The Sperm Whale is the largest toothed predator, and here they dive into the depths to feed on squid.  The ocean here being around a 1000 metres deep.  They spend time at the surface, reoxygenating before diving once again.


The Sperm Whale has only one nostril and their spout is distinctive being an angled spray of water.



In the rough sea, the water rolled off the huge body that took on the appearance of a submarine.


The small, distinctive dorsal fin and the ripples along the sides of the body.



Then after the whale had spent time on the surface breathing, the body arched signalling the moment a lot of those on the boat were waiting for.


It was time for the great whale to dive and the tail was raised, with water dripping off the huge fluke.





And the Sperm Whale slipped away into the deep.



Here is a map of the route we took out into the deep water.


From the deep water we headed towards the mainland and close to the shore where we came across several, much smaller ceteceans, the Hector's Dolphin.  Hector's dolphin is the only cetacean endemic to New Zealand and comprises two subspecies: C. h. hectori, the more numerous subspecies, also referred to as South Island Hector's dolphin.

Hector's dolphin is the smallest dolphin species. Mature adults have a total length of 1.2–1.6 m  The species is sexually dimorphic, with females being about 5–7% longer than males.

The body shape is stocky, with no discernible beak. The most distinctive feature is the rounded dorsal fin, with a convex trailing edge and undercut rear margin.

There was also a surprise, a small dolphin with them was a newly born baby.



And some lovely video footage of Mum and Baby swimming around the boat.


Another surprise, in amongst them a Little Blue Penguin.


The overall coloration appearance of the Hector's Dolphin is pale grey, but closer inspection reveals a complex and elegant combination of colours. The back and sides are predominantly light grey, while the dorsal fin, flippers, and flukes are black. The eyes are surrounded by a black mask, which extends forward to the tip of the rostrum and back to the base of the flipper. A subtly shaded, crescent-shaped black band crosses the head just behind the blowhole. The throat and belly are creamy white, separated by dark-grey bands meeting between the flippers. A white stripe extends from the belly onto each flank below the dorsal fin.

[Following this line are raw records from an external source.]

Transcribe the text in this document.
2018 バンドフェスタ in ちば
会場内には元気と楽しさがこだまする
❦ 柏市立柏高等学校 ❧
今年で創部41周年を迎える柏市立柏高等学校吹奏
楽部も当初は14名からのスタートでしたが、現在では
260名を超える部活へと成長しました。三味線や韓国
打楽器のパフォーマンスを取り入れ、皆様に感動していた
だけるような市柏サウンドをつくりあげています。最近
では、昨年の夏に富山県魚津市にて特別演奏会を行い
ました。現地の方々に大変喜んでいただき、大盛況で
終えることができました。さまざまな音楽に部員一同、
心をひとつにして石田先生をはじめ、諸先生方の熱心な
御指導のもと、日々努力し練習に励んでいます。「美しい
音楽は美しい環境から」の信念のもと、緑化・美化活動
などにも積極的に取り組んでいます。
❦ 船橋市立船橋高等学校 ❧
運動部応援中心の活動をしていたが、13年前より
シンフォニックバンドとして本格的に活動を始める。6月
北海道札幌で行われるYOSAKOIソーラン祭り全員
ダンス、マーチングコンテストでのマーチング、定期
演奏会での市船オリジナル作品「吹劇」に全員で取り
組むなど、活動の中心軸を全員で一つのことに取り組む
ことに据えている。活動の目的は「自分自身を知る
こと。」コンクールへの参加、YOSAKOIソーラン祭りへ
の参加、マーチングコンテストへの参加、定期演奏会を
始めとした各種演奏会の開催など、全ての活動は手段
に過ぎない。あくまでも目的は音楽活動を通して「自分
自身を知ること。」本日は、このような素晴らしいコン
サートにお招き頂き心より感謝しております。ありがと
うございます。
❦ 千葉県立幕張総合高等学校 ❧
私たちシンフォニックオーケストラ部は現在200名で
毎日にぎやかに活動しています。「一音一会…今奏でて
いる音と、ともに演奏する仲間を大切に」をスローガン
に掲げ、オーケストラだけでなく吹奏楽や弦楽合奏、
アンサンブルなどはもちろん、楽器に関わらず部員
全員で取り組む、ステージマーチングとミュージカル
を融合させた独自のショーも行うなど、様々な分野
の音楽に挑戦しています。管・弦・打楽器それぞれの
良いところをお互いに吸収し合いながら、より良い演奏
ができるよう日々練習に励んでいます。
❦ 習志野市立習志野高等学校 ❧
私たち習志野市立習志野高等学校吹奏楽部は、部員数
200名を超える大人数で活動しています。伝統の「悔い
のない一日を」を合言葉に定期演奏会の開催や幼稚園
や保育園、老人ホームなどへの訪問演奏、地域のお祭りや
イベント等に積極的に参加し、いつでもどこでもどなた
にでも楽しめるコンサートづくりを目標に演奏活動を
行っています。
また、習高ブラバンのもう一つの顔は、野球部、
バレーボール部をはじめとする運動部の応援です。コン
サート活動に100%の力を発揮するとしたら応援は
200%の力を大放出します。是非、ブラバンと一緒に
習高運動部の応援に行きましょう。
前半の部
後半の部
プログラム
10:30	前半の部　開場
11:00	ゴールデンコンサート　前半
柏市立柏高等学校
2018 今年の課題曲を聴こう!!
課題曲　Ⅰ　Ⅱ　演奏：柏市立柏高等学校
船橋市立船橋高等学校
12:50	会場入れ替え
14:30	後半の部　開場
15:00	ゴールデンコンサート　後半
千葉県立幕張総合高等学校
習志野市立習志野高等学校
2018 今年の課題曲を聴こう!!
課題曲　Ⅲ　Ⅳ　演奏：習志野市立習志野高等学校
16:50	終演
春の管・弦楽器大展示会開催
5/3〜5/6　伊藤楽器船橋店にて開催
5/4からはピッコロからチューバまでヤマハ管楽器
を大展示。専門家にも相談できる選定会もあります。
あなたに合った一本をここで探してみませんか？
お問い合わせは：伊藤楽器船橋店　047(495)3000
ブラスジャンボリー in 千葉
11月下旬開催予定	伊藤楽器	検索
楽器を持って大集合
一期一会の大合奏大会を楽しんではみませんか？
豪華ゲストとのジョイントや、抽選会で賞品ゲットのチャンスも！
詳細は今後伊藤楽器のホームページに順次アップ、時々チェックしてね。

We left the dolphins and headed back to shore, quite a successful morning.  After a walk around the town streets we headed back to the boat.  We left at around 17:00 in overcast conditions, as we headed out into deeper water we were joined by the fourth albatross species of the day, this time the Southern Royal Albatross.



Showing the expanse of the white on the back of the albatross.



A really good day today and we were now going further south, another stop tomorrow that will hopefully be as rewarding as today.